Monday 21 December 2009

Smash and Grab


It’s amazing how life can deal you extreme highs followed by dramatic lows, all in the space of an hour.
I had finished my last Darija class and was elated at having persevered despite my struggles, and made it to the end. Driving home at dusk, looking forward to the weekend ahead with another dinner party with friends planned for the following evening, I had the radio turned up and was singing along to Stevie Wonder’s ‘Superstitious’.
Suddenly, seemingly out of nowhere, a man stepped out into the road in front of my car. I slammed on the brakes, but did not have enough time to avoid hitting him. It’s hard to describe what that moment felt like but things slowed right down and then got very fast again. Shock, horror and disbelief quickly followed by panic were the sensations that washed over me in those few seconds. I punched on the hazard lights and jumped out of the car. The man was lying in the road with his leg at a strange angle and was groaning in pain. Thankfully I couldn’t see any blood and he didn’t appear to have hit his head.
I started babbling apologies at him in French, which he evidently didn’t speak, but thankfully a woman passing by stepped in to translate as he only spoke Darija and the little I had learnt definitely didn’t prepare you for this type of situation.
Not knowing how to call the police or an ambulance or really knowing what to do in a foreign country where up until now I’d been relying on Vincent to translate difficult conversations, I got someone to help me lift the man into the back of my car. He didn’t seem to be able to put any weight on his leg and I feared it was broken. With vague directions from the woman who had helped me I set off to try and find the hospital.
Between the man groaning in pain and being unable to give me directions in a language we both spoke and me being in total shock and panic, we only got a few hundred metres down the road. He had me pull over and motioned to use my mobile phone, which he then used – I suppose – to call a friend or family member to tell them what had happened.
After that we set off again, with him directing me to turn around and head back the way we’d just come. Frustrated at being unable to understand anything he said to me, panicked and at a loss to what to do I just kept driving.
One word that I did eventually understand was ‘floos…argent’ the Darija and French words for money. He was asking me for cash instead of taking him to the hospital. Feeling responsible for having hurt him and wanting to make things right in the proper way, I refused and repeated “SSbeetar, T’Beeb!” (hospital, doctor). Things where going nowhere so when he again asked me to pull over I did, and tried to call a friend who speaks Darija to help me translate what the man was saying and/or help me find the hospital. When he didn’t answer, the man asked to use my phone again. I handed it over and he went to make a call.
Suddenly, the back door had opened and the man was sprinting – on his supposedly broken leg – off into a field, clutching my phone! Completely gobsmacked I only managed to jump out of the car and utter a feeble “Hey!” before he had disappeared into the night.
Stunned, I got back into the car and drove off down the road looking for a place to turn around. When I eventually got back to the road he’d run down I saw that a mound of earth blocked the way and it was impassable by car. He had deliberately got me to drive to a spot where he could easily escape on foot and I’d be unable to follow, should I have been foolish enough to bother.
Driving home again in a daze I tried to process what had just happened. It was incredible. Of all the eventualities that pass through your mind when you accidentally run someone down with your car, them making a miraculous recovery and stealing your mobile phone is definitely not one of them!

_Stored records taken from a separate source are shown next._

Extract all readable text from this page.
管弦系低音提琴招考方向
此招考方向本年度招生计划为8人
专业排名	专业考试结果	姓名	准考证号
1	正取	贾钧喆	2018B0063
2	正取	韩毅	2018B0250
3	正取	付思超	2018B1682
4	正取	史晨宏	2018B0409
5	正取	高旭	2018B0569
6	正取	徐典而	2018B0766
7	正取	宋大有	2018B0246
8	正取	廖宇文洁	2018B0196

I parked the car and examined the front bumper where I’d hit him – there were no marks or dents. I replayed the accident in my mind and realised that I must not have hit him very hard at all – he hadn’t rolled up onto the bonnet, he hadn’t hit his head when he fell and I had braked quickly enough to almost stop before the impact. However in my shock and panic I had assumed he was genuinely hurt and his groans of pain were real.
Walking the rest of the way to our house I felt faint and nauseous. The horror of actually hitting someone with my car still far outweighed the loss of my phone. I didn’t care about the phone at all, I was just relieved the man was ok and all I kept thinking about was how much worse it could have been for him.

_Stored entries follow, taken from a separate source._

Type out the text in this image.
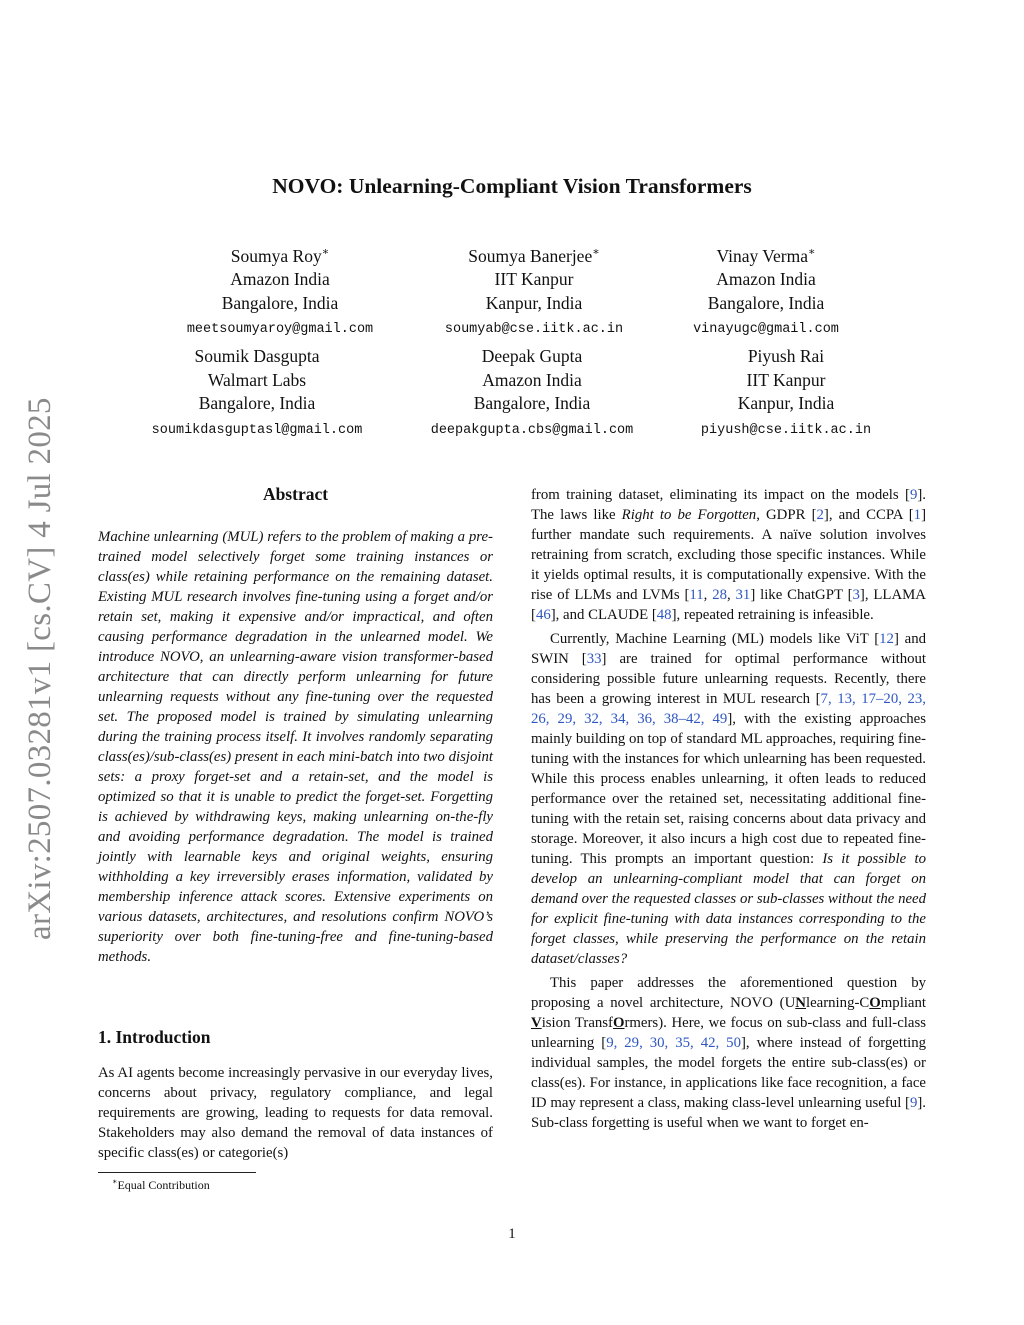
arXiv:2507.03281v1 [cs.CV] 4 Jul 2025
NOVO: Unlearning-Compliant Vision Transformers
Soumya Roy∗
Amazon India
Bangalore, India
meetsoumyaroy@gmail.com
Soumya Banerjee∗
IIT Kanpur
Kanpur, India
soumyab@cse.iitk.ac.in
Vinay Verma∗
Amazon India
Bangalore, India
vinayugc@gmail.com
Soumik Dasgupta
Walmart Labs
Bangalore, India
soumikdasguptasl@gmail.com
Deepak Gupta
Amazon India
Bangalore, India
deepakgupta.cbs@gmail.com
Piyush Rai
IIT Kanpur
Kanpur, India
piyush@cse.iitk.ac.in
Abstract
Machine unlearning (MUL) refers to the problem of making a pre-trained model selectively forget some training instances or class(es) while retaining performance on the remaining dataset. Existing MUL research involves fine-tuning using a forget and/or retain set, making it expensive and/or impractical, and often causing performance degradation in the unlearned model. We introduce NOVO, an unlearning-aware vision transformer-based architecture that can directly perform unlearning for future unlearning requests without any fine-tuning over the requested set. The proposed model is trained by simulating unlearning during the training process itself. It involves randomly separating class(es)/sub-class(es) present in each mini-batch into two disjoint sets: a proxy forget-set and a retain-set, and the model is optimized so that it is unable to predict the forget-set. Forgetting is achieved by withdrawing keys, making unlearning on-the-fly and avoiding performance degradation. The model is trained jointly with learnable keys and original weights, ensuring withholding a key irreversibly erases information, validated by membership inference attack scores. Extensive experiments on various datasets, architectures, and resolutions confirm NOVO’s superiority over both fine-tuning-free and fine-tuning-based methods.
1. Introduction
As AI agents become increasingly pervasive in our everyday lives, concerns about privacy, regulatory compliance, and legal requirements are growing, leading to requests for data removal. Stakeholders may also demand the removal of data instances of specific class(es) or categorie(s)
∗Equal Contribution

from training dataset, eliminating its impact on the models [9]. The laws like Right to be Forgotten, GDPR [2], and CCPA [1] further mandate such requirements. A naïve solution involves retraining from scratch, excluding those specific instances. While it yields optimal results, it is computationally expensive. With the rise of LLMs and LVMs [11, 28, 31] like ChatGPT [3], LLAMA [46], and CLAUDE [48], repeated retraining is infeasible.

Currently, Machine Learning (ML) models like ViT [12] and SWIN [33] are trained for optimal performance without considering possible future unlearning requests. Recently, there has been a growing interest in MUL research [7, 13, 17–20, 23, 26, 29, 32, 34, 36, 38–42, 49], with the existing approaches mainly building on top of standard ML approaches, requiring fine-tuning with the instances for which unlearning has been requested. While this process enables unlearning, it often leads to reduced performance over the retained set, necessitating additional fine-tuning with the retain set, raising concerns about data privacy and storage. Moreover, it also incurs a high cost due to repeated fine-tuning. This prompts an important question: Is it possible to develop an unlearning-compliant model that can forget on demand over the requested classes or sub-classes without the need for explicit fine-tuning with data instances corresponding to the forget classes, while preserving the performance on the retain dataset/classes?

This paper addresses the aforementioned question by proposing a novel architecture, NOVO (UNlearning-COmpliant Vision TransfOrmers). Here, we focus on sub-class and full-class unlearning [9, 29, 30, 35, 42, 50], where instead of forgetting individual samples, the model forgets the entire sub-class(es) or class(es). For instance, in applications like face recognition, a face ID may represent a class, making class-level unlearning useful [9]. Sub-class forgetting is useful when we want to forget en-

1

Although after getting home and discussing it with family and friends they made me realise how much worse it could have been for me too. Not thinking clearly I had put a strange man into my car while alone, panicked and confused. Everyone else was just relieved that all he did was steal my phone. Some friends even went so far as to say the whole accident had been a set-up, but after going over it again in my mind I am convinced it was just a case of opportunism.
However, considering all the possible outcomes, including the potential injuries he could have sustained and the hospital bills we could have faced, personally I was just glad that all I’d lost was a mobile phone. What I’d gained was immeasurably more valuable – a wake up call as to the type of place I was now living in and a lesson about how much more street smart I was going to have to be in the future.